Even the closest of mother-daughter duos can get on each other’s nerves (see: any episode of Keeping Up With the Kardashians), but the occasional raised voices and tension can sometimes result in a lauded business (see: any episode of Keeping Up With the Kardashians, again).
What originally started as a hobby in the form of an upcycling Etsy shop by a then-teenage Akua Shabaka and her mother Rebecca Henry, has evolved into House of Aama, a celebrated clothing line that’s been featured in Vogue, InStyle, Glamour, Harper's Bazaar, and more. The brand was recently announced as one of the featured designers in the Black in Fashion Council's upcoming New York Fashion Week showroom, set to present its latest collection in February. With a booming fashion line, Henry and Shabaka may just be the Kris and Kim of the fashion world.
“We have our fights and our squabbles and our differences, but it actually ends up being a strength of ours because Akua is able to see things from a different vantage point than me,” Henry, a practicing lawyer in Los Angeles, tells NYLON over Zoom. “I'm 53, she's 23. So we're in different generations. Sometimes our creative vision is a little bit different, as well, but it's actually a strength of ours and it adds to our business. We can have more of a 360-degree view of things that we're looking at. It really adds to things.”
She pauses, then smiles, “But yeah, we fight.”
Each House of Aama collection stems from a single story, often inspired by Henry and Shabaka's own ancestral history and southern roots. From there, the two plunge into books and archival research, quite literally weaving a story into the clothes.

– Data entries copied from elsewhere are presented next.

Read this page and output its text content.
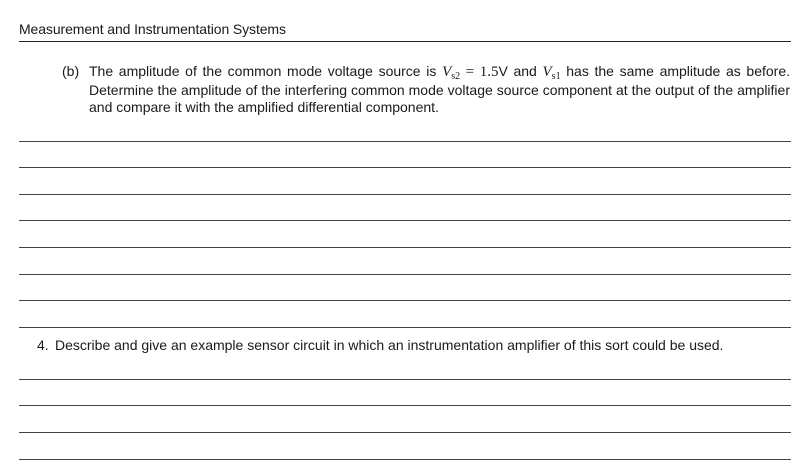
Measurement and Instrumentation Systems
(b) The amplitude of the common mode voltage source is $V_{s2} = 1.5V$ and $V_{s1}$ has the same amplitude as before. Determine the amplitude of the interfering common mode voltage source component at the output of the amplifier and compare it with the amplified differential component.
4. Describe and give an example sensor circuit in which an instrumentation amplifier of this sort could be used.
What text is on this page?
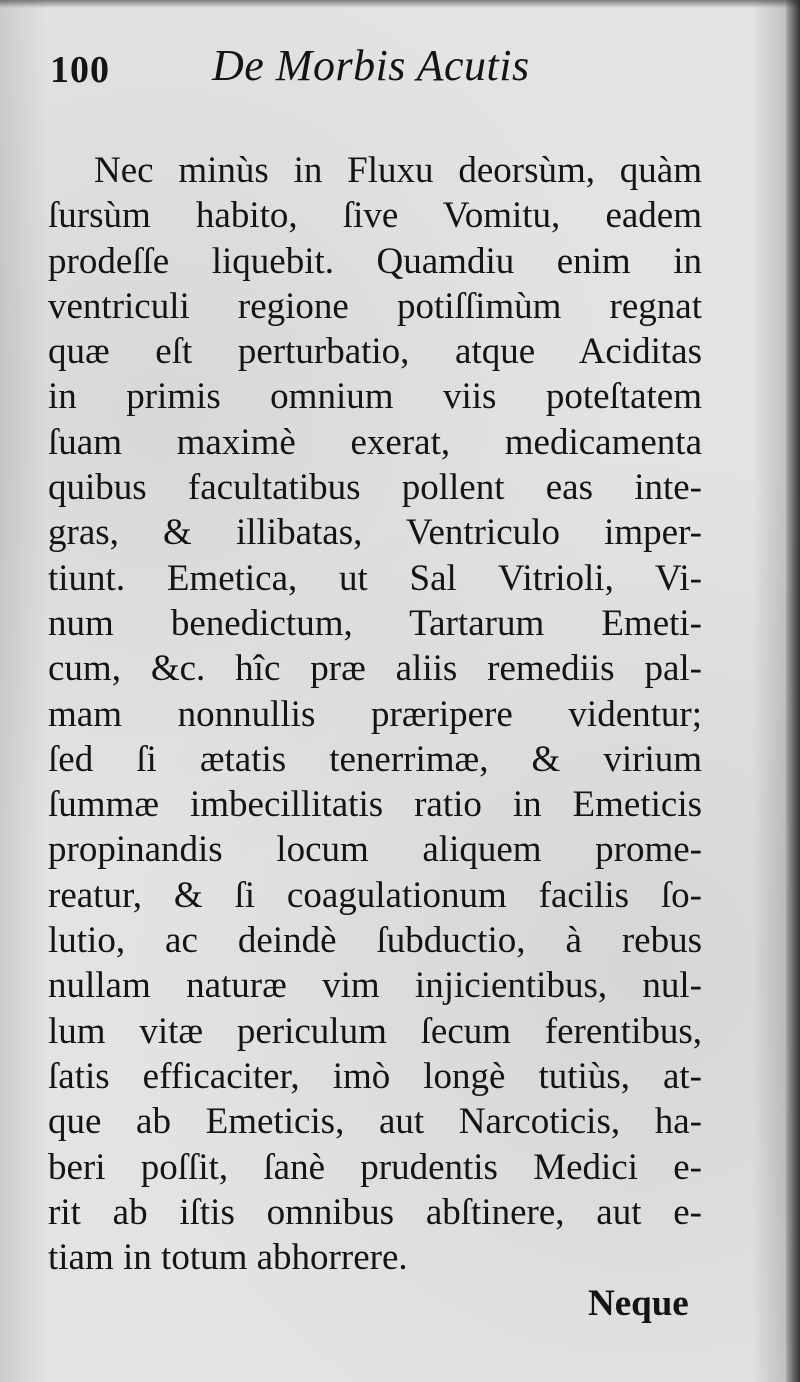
100 De Morbis Acutis
Nec minùs in Fluxu deorsùm, quàm
ſursùm habito, ſive Vomitu, eadem
prodeſſe liquebit. Quamdiu enim in
ventriculi regione potiſſimùm regnat
quæ eſt perturbatio, atque Aciditas
in primis omnium viis poteſtatem
ſuam maximè exerat, medicamenta
quibus facultatibus pollent eas inte-
gras, & illibatas, Ventriculo imper-
tiunt. Emetica, ut Sal Vitrioli, Vi-
num benedictum, Tartarum Emeti-
cum, &c. hîc præ aliis remediis pal-
mam nonnullis præripere videntur;
ſed ſi ætatis tenerrimæ, & virium
ſummæ imbecillitatis ratio in Emeticis
propinandis locum aliquem prome-
reatur, & ſi coagulationum facilis ſo-
lutio, ac deindè ſubductio, à rebus
nullam naturæ vim injicientibus, nul-
lum vitæ periculum ſecum ferentibus,
ſatis efficaciter, imò longè tutiùs, at-
que ab Emeticis, aut Narcoticis, ha-
beri poſſit, ſanè prudentis Medici e-
rit ab iſtis omnibus abſtinere, aut e-
tiam in totum abhorrere.
Neque
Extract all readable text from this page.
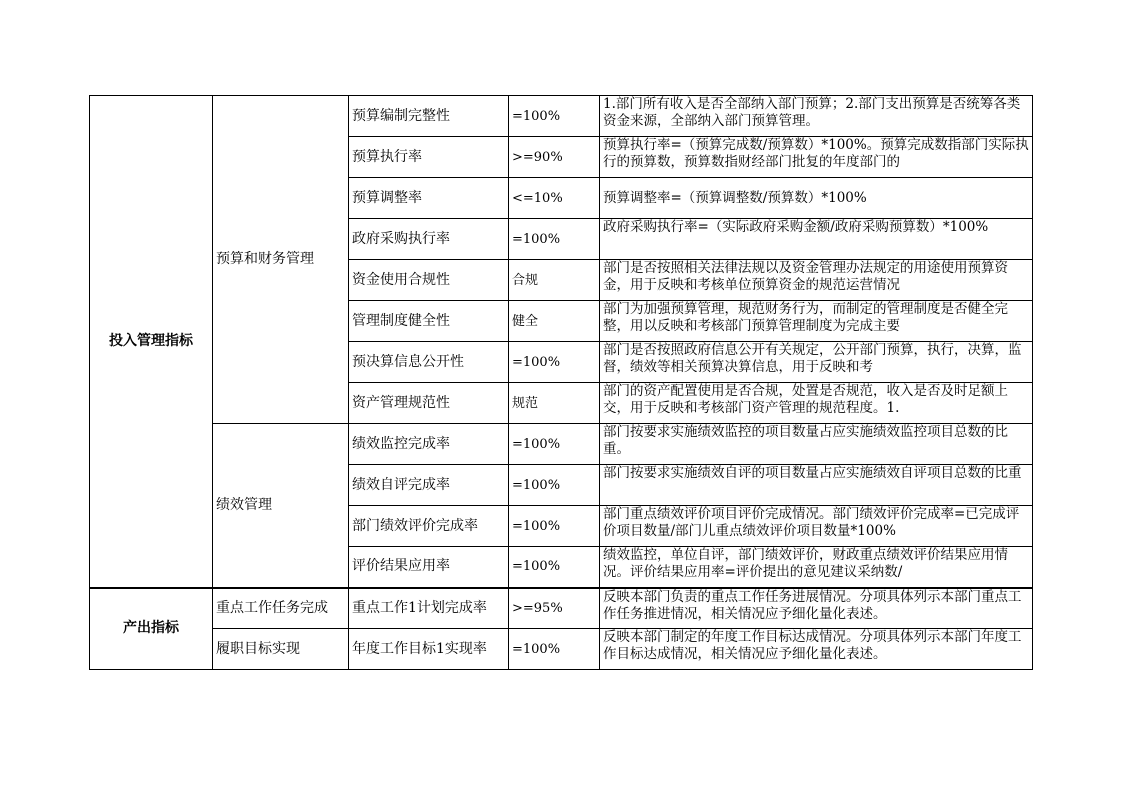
投入管理指标	预算和财务管理	预算编制完整性	=100%	1.部门所有收入是否全部纳入部门预算；2.部门支出预算是否统筹各类资金来源，全部纳入部门预算管理。

		预算执行率	>=90%	预算执行率=（预算完成数/预算数）*100%。预算完成数指部门实际执行的预算数，预算数指财经部门批复的年度部门的

		预算调整率	<=10%	预算调整率=（预算调整数/预算数）*100%

		政府采购执行率	=100%	政府采购执行率=（实际政府采购金额/政府采购预算数）*100%

		资金使用合规性	合规	部门是否按照相关法律法规以及资金管理办法规定的用途使用预算资金，用于反映和考核单位预算资金的规范运营情况

		管理制度健全性	健全	部门为加强预算管理，规范财务行为，而制定的管理制度是否健全完整，用以反映和考核部门预算管理制度为完成主要

		预决算信息公开性	=100%	部门是否按照政府信息公开有关规定，公开部门预算，执行，决算，监督，绩效等相关预算决算信息，用于反映和考

		资产管理规范性	规范	部门的资产配置使用是否合规，处置是否规范，收入是否及时足额上交，用于反映和考核部门资产管理的规范程度。1.

	绩效管理	绩效监控完成率	=100%	部门按要求实施绩效监控的项目数量占应实施绩效监控项目总数的比重。

		绩效自评完成率	=100%	部门按要求实施绩效自评的项目数量占应实施绩效自评项目总数的比重

		部门绩效评价完成率	=100%	部门重点绩效评价项目评价完成情况。部门绩效评价完成率=已完成评价项目数量/部门儿重点绩效评价项目数量*100%

		评价结果应用率	=100%	绩效监控，单位自评，部门绩效评价，财政重点绩效评价结果应用情况。评价结果应用率=评价提出的意见建议采纳数/

产出指标	重点工作任务完成	重点工作1计划完成率	>=95%	反映本部门负责的重点工作任务进展情况。分项具体列示本部门重点工作任务推进情况，相关情况应予细化量化表述。

	履职目标实现	年度工作目标1实现率	=100%	反映本部门制定的年度工作目标达成情况。分项具体列示本部门年度工作目标达成情况，相关情况应予细化量化表述。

“We're working a lot on our familial stories and our legacy,” Shabaka says. “We learn a lot about each other from just unpacking where we are and where we come from. There were certain things I didn't know about our family that were discovered when we were making Bloodroot [for Fall 2017] and it allowed for us to just have an even deeper relationship with each other because of where we come from.”
For House of Aama’s most recent collection, a capsule of nude shades on some of the bestselling pieces from their Bloodroot collection, the pair looked to the varying colors in their own lineage to address a hot-button issue in fashion.
“Typically when you think of nude, we think of peachy tones or blush tones. It doesn't really reflect the full color spectrum of what nude can mean when you start adding people of color. That's when we decided to just expand the conversation of what a nude capsule or what a nude colorway edit could be,” says Henry. “Our family has various different colors and hues reflected in the family skin tone. We decided to build a story around that and focusing on a celebration of what sometimes can be a tricky or touchy topic.”
Shabaka, a recent graduate of Parsons, is the self-described “task-master” of the two. The one who keeps the production running strategically and efficiently. After spending her teenage years operating her Etsy shop with Henry, the two decided to take the business to the next level once she went off to college. Instead of joining Parsons for fashion design, she opted to major in strategic design and business management.
That entrepreneurial background became even more useful in the beginning of 2020. After the COVID-19 pandemic, most small fashion brands struggled to stay afloat. Even large retailers like Neiman Marcus, Brooks Brothers, and J.Crew filed for bankruptcy as a result of the economic crisis. Henry and Shabaka saw an opportunity. After Shabaka lost her other job, she turned her focus to the brand full-time while Henry’s schedule opened up after in-person court hearings came to a halt.
Then, the Black Lives Matter protests came at the beginning of the summer in response to the murder of George Floyd. Media outlets were now publishing lists of Black-owned brands and businesses, with House of Aama securing a spot on many.
“We had a lot of new eyes on us,” recalls Henry. “We were actually able to quadruple our business last year, and I think that was in part due to the fact that we were well-positioned and that we took advantage of the opportunity of having more time.”
House of Aama went on to receive two grants in 2020, one from Fred Segal and the other from the CFDA. Perhaps more important than the money, Shabaka says, is the open door to a new plane of valuable connections.
“Now we're in conversations with these teams and they really believe in our business and they believe in our longevity and they are supplying resources that will help us,” she says. “It just puts our face out there in a different way. We've been lucky enough to have a pretty organic process and organic momentum. So now this shows that we're not going anywhere. We're going to be here for a while and we'll move at the pace that's right for us, but we are indeed moving.”